Tuesday, September 07, 2010

Datalogging & file storage with OpenLog

OpenLog is a an open source datalogger developed by Nathan Seidle of Spark Fun Electronics.

It consists of an ATmega328 microcontroller interfaced to a SDcard or microSD card. It retains a high degree of compatability with Arduino hardware - and indeed, early prototypes were developed by adding a shield with an SD card socket to an Arduino.

OpenLog is a serial datalogger. It does exactly what it says on the tin, and records all serial data that it sees on it's serial Rx pin. It is compatible with FAT16 and latterly FAT32, and so can work with SD cards up to 2Gbyte and 16Gbyte respectively.

It has a fairly simple set of commands which allow you to read, write and append the files on the card, plus traditional DOS-like commands for changing directory, deleting files etc.

As part of the Arduino Slave Network project, I thought it would be neat to port OpenLog to a suitable serial slave, and have it act as a central fileserver for the rest of the network. As the slaves are somewhat limited in their RAM resource, and cannot hold much data locally, having a central storage facility will be an asset to the system.

In this way, slaves with sensors connected could record perhaps a hour's worth of data and then write it out to the communications network, where it could be loaded into the RAM buffer on the Master or Hub unit - but more importantly stored as a CSV file on the OpenLog slave.

With this in mind the first task was to make an OpenLog and get it working. I have a NuElectronics "Sensor" shield, which has an SDcard socket and a Dallas RTC on board. Most of the I/O lines on the NuElectronics board were directly compatible with those in the OpenLog design, apart for the chip select line, which is on Digital 5, rather than Digital 10 on OpenLog - which used D 5 for running a status LED.

The quick solution was to modify the OpenLog code to move the status LED down to Digital 2, and then set the pin mode of Digital 5 to be an input. I then hooked a wire jumper from Digital 10 to Digital 5 - so that D10 still selected the SD card, and D5 remained a high impedance input.
To test OpenLog, you need a terminal emulator programme. Microsoft no longer include a terminal with their bundled software, so you have to find one that works. I eventually chose Tera Term 4.67 which seems to work well. I had no success with Termite or the Arduino Terminal window - neither of which appear to send CRTL z correctly.

OpenLog Storage Control.

To access data from the Slave RAM, there will have to be a command from the Master which requests the slave to write a block of data. The Master can also be used to create the filenames for the slave data to be stored and put the OpenLog into append mode at the right time to receive the slave data.

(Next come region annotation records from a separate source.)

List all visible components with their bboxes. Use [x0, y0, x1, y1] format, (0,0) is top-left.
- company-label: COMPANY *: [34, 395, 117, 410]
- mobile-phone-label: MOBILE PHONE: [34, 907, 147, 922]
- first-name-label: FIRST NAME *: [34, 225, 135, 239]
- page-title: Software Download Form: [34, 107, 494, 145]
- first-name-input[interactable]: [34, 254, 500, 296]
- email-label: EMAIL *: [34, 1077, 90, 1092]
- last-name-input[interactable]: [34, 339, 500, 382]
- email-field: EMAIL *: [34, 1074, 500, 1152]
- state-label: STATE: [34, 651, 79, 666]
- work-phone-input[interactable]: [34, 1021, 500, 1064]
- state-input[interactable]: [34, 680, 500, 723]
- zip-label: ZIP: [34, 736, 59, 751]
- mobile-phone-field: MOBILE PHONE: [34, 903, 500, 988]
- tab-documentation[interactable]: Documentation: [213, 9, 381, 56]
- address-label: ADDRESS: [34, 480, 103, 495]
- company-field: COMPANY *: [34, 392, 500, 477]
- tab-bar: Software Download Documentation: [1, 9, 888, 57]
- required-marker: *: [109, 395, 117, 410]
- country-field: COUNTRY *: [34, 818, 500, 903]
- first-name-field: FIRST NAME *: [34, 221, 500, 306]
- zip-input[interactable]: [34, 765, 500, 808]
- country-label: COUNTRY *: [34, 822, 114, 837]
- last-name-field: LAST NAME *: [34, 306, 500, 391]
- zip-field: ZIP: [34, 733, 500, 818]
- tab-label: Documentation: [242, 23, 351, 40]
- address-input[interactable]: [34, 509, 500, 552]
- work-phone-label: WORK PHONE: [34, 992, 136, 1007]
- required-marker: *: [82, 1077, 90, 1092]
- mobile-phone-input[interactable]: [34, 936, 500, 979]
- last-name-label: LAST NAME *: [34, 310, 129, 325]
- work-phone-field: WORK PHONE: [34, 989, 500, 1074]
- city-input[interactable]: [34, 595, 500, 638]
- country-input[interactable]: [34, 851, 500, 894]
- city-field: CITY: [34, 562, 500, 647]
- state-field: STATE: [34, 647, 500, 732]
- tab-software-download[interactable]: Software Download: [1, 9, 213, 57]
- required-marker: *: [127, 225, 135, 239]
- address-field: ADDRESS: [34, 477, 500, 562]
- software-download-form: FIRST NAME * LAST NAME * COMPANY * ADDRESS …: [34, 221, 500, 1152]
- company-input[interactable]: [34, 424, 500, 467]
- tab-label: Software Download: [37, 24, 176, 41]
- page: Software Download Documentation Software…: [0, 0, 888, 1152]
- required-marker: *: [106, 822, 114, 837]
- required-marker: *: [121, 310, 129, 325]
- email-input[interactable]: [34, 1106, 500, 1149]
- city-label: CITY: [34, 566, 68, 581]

Suppose we want to create a file called temperature1.csv to accept temperature data from Slave 1.

The Master will have created this filename using the new command:

new temperature1.txt

Then before the request to the slave for data, it should issue an append command:

append temperature1.txt

Followed by the command to slave 1 to send its RAM contents eg. write out the first 1024 16bit integers from RAM:

w,1,0,1023

The slave will then write these as comma separated integer variables finishing with a ? to inform the Master that it has finished the command process. The Master then needs to send the escape sequence to the OpenLog so that the logging to temperature1.csv is closed.

The escape sequence could always be incorporated into the end of the data issued by the slave - this would then need no intervention from the Master to close the appended file.